Sorry. If you were born on Feb. 29, (which this year lands on Monday), you’re not really a quarter of your actual age, like you’ve been telling your enemies and friends. Statute says most of the time that your legal birthday is March 1, so there’s no getting out from under it. However, you do own the rights to one interesting designation – popular culture calls you a leapling, kind of an endearing little kiss on the cheek to those born on a day with nothing else to show for itself.
Yeah, compared with everything else, your leap day is about as inspiring as a clearance on Kaopectate – but many centuries ago, you’d have thought it ruled the skies. It took no less than Roman strongman Julius Caesar to set the ancient Roman calendar to rights, as his astronomers and officials had seriously screwed up in their observations of the solar year. By the time he became top man, the calendar allowed for only 355 days – 10 and a quarter days behind its solar counterpart.
Stay with me here.
In 46 B.C., Caesar figured he’d add one day (called the intercalary) every four years to make up for the slop between the earth’s and sun’s calendars – but the tradition didn’t take hold until after a 90-day transition to help align both. The following year, Caesar installed his intercalary six days before March 1, or what was Feb. 25 at that time.
Problem solved? Not quite. Turns out that the pesky solar year is about 11 minutes shy of 365 ¼ days – and the world’s star-gazers didn’t cop the clue until all the way into the 16th century, when the calendar was messed up again (this time by about 10 days). Enter Pope Gregory XIII, who in 1582 made the revisions we know today. However unwittingly, Greg did his legacy a favor by drawing up his new day tracker. The Gregorian calendar is the most widely used civil calendar in the world.
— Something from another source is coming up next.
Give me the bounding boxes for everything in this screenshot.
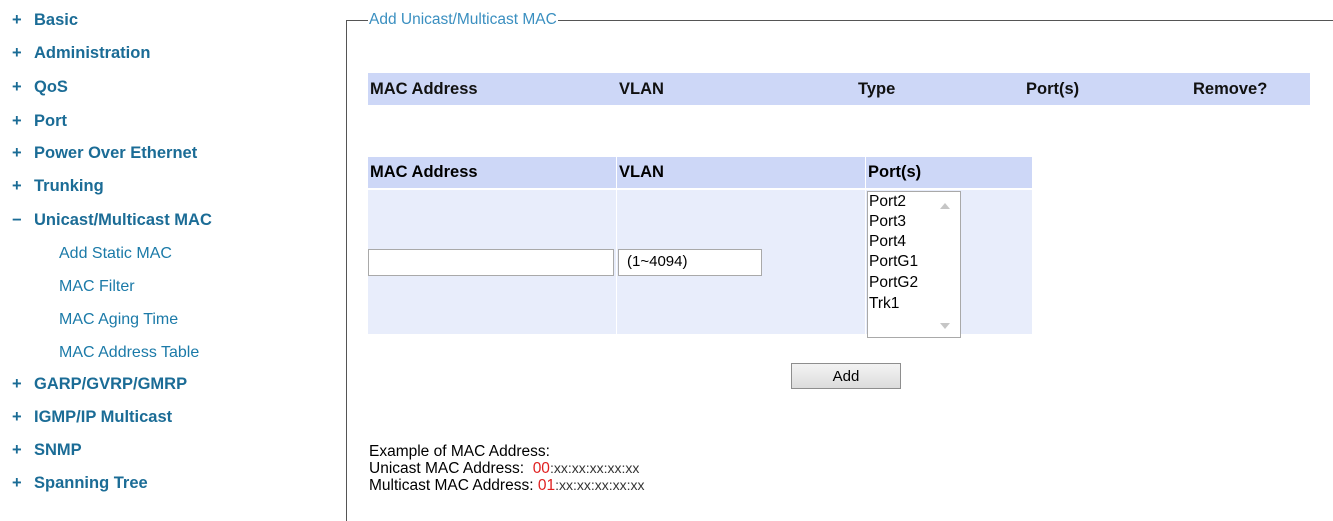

So there you have it, nutshell as it may be. We could have spent some time on the nuts and bolts of it all, reminding you that the solar year is 365.2425 days long (365 days, 5 hours, 48 minutes and 46 seconds) in an effort to put it into clinical perspective. Come to think of it, we also might have teased your socks by adding that the galactic year (250,000 solar years, the time it takes the sun to orbit the Milky Way) comes complete with its own interminable sequence of leap centuries and millennia. But let’s not press our luck. Let’s let the day pass without interruption as usual, except for you persnickety leaplings, who have no other claim to viability save your little 24-hour corner. It took us centuries to carve out the day you so blithely call your own – before that galactic year sneaks up and ruins everything, you better enjoy it while it lasts.